“Kalau dibilang mengurangi emisi, tidak juga. Dari sisi produksinya justru menghasilkan banyak emisi. Jadi dari sisi manfaat lingkungan juga tidak signifikan,” tegasnya.
Direstui Presiden
Menteri Energi dan Sumber Daya Mineral (ESDM) Bahlil Lahadalia sebelumnay memastikan Presiden Prabowo Subianto sudah menyetujui program mandatori bensin dengan campuran bioetanol 10% atau E10.
“Kemarin malam sudah kami rapat dengan Bapak Presiden [Prabowo], bapak presiden sudah menyetujui untuk direncanakan mandatori 10% etanol,” kata Bahlil di areal Sarinah, Jakarta Pusat, Selasa (7/10/2025).
Hanya saja, kata Bahlil, rencana bauran bioetanol 10% pada bensin kendaraan bermotor itu memerlukan waktu untuk uji coba sebelum diadopsi sebagai kebijakan energi nasional.
Di sisi lain, Bahlil menambahkan, pemerintah turut mendorong investasi baru pada pabrik pengolahan tebu dan singkong untuk menjadi etanol. Dalam kaitan itu, pemerintah juga telah membuka lahan tebu di Merauke untuk mengembangkan industri gula dan etanol.
“[Butuh] dua sampai tiga tahun terhitung sekarang ya, jadi kita harus hitung baik-baik dulu [program E10],” kata dia.
Adapun, Pertamina telah menjual bensin dengan campuran bioetanol sebanyak 5% saat ini dengan merek dagang Pertamax Green 95 yang tersebar di 104 stasiun pengisian bahan bakar umum (SPBU) Pertamina.
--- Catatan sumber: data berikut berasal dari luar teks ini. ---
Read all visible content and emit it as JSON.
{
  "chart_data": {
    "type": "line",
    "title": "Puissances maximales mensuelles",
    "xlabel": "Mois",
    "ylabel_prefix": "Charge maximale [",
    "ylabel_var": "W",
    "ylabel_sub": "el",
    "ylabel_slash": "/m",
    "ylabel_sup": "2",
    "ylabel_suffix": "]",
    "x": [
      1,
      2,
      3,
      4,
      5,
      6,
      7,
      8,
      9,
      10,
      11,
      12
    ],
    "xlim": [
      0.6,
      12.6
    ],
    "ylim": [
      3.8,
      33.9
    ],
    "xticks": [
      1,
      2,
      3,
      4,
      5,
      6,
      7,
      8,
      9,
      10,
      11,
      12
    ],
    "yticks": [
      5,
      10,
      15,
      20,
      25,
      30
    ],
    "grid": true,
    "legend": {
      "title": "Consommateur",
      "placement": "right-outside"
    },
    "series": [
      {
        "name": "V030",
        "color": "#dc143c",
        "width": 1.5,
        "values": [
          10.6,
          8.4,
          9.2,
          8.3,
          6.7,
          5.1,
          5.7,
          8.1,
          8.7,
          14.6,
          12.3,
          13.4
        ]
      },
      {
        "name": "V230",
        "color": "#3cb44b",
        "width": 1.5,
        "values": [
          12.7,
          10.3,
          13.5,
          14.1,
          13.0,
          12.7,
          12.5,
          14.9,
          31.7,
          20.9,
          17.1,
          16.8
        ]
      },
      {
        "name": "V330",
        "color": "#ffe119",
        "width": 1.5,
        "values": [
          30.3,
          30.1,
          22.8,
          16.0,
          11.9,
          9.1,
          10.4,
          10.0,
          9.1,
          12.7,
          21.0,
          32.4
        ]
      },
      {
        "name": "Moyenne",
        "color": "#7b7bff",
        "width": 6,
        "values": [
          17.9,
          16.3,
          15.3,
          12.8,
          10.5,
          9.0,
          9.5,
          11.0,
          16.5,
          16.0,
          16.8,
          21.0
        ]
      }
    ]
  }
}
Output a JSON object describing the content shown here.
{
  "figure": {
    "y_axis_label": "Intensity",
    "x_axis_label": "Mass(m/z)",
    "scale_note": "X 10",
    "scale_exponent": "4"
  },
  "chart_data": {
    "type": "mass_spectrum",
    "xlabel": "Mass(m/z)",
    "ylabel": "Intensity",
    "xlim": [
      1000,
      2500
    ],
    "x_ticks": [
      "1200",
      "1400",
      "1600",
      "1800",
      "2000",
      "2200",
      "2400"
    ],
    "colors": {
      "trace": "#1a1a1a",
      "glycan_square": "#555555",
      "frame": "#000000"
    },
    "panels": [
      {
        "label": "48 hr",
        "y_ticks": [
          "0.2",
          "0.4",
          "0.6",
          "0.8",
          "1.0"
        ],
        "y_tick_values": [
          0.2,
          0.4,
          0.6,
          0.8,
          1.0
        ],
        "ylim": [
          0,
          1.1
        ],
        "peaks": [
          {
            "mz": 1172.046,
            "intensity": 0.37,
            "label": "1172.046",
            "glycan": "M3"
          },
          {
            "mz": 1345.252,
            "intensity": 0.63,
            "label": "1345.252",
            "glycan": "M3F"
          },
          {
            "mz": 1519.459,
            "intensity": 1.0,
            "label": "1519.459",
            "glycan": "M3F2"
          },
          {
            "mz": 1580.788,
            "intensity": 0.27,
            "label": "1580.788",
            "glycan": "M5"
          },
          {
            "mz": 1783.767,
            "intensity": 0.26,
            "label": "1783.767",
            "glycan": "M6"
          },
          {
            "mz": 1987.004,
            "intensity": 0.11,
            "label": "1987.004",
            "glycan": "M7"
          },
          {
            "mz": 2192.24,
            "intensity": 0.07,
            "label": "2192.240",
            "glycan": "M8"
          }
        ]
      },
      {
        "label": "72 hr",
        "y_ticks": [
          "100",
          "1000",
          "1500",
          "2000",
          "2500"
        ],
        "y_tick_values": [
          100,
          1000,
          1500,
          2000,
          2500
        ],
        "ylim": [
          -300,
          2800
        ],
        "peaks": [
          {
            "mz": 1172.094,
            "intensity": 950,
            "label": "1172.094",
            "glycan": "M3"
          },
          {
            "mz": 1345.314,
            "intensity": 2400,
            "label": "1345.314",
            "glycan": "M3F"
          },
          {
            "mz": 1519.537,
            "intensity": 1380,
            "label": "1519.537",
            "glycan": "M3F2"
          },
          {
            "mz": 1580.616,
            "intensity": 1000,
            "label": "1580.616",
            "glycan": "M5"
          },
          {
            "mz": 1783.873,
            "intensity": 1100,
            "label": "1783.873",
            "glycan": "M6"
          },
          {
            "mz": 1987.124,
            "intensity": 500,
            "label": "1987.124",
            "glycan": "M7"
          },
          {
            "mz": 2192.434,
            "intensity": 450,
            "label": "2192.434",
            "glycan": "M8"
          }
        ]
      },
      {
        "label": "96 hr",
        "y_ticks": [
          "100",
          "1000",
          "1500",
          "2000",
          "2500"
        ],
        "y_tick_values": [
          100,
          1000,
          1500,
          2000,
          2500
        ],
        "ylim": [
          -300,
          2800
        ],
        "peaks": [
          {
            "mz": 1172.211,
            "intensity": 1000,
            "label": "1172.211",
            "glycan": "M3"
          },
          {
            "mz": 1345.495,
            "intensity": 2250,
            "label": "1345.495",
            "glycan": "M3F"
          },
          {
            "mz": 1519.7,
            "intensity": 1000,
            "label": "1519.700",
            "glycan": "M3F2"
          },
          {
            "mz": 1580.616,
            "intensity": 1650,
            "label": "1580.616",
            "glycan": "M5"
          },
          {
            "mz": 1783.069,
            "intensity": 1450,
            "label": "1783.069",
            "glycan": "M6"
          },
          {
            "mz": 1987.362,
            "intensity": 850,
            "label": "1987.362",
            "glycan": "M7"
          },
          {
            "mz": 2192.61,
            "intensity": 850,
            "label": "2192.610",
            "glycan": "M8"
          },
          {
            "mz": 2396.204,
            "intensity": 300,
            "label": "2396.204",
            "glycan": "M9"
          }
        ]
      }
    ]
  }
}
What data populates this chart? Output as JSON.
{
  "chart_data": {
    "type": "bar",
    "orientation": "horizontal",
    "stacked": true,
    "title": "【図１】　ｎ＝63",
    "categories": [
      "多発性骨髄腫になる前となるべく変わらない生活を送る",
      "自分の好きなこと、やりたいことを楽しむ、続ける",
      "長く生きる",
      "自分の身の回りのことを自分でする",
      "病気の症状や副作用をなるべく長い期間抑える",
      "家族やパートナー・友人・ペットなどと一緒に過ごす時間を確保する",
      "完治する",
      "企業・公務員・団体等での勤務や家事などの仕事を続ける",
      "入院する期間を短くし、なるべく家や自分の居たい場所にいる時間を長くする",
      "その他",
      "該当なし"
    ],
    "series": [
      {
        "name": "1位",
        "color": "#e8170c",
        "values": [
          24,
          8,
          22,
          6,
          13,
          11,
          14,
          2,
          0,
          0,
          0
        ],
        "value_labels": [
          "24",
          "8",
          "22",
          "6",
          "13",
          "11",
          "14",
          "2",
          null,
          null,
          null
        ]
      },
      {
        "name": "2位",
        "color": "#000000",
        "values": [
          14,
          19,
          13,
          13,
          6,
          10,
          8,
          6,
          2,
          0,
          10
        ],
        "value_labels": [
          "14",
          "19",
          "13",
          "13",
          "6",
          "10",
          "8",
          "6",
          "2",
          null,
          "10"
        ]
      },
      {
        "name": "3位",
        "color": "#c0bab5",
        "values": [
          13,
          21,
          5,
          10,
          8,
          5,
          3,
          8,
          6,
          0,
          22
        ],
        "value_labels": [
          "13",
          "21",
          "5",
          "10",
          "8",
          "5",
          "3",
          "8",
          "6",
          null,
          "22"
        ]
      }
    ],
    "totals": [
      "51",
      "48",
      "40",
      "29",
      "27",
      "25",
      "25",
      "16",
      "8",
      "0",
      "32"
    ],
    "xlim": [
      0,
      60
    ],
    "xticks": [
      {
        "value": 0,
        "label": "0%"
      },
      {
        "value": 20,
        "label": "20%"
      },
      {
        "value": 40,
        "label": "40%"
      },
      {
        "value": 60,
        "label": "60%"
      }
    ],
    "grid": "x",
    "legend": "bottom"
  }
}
Namun, Wakil Menteri ESDM Yuliot Tanjung memastikan implementasi program E10 tidak akan diwajibkan kepada operator SPBU swasta seperti Shell atau BP-AKR. Pemerintah hanya menyerahkan opsi tersebut kepada masing-masing badan usaha.
Yuliot mengatakan keterlibatan pihak swasta dalam program bioetanol akan difokuskan pada penyediaan pasokan etanol, serupa dengan skema kemitraan pada program biodiesel B40.
“Untuk SPBU, itu nanti diserahkan kepada SPBU apakah mereka akan melaksanakan E10 atau lebih dari 10%, ya silakan saja,” kata Yuliot di Jakarta Selatan.
Sekadar catatan, Kementerian ESDM menargetkan implementasi bauran 10% bioetanol bisa dijalankan pada 2030.
Rencana itu sesuai dengan peta jalan atau roadmap yang tertuang dalam Peraturan Presiden Nomor 40 Tahun 2023 tentang Percepatan Swasembada Gula Nasional dan Penyediaan Bioetanol sebagai Bahan Bakar Nabati (BBN).
Dalam beleid tersebut, pemerintah menargetkan peningkatan produksi bioetanol yang berasal dari tanaman tebu paling sedikit sebesar 1,2 juta kiloliter (KL) pada 2030.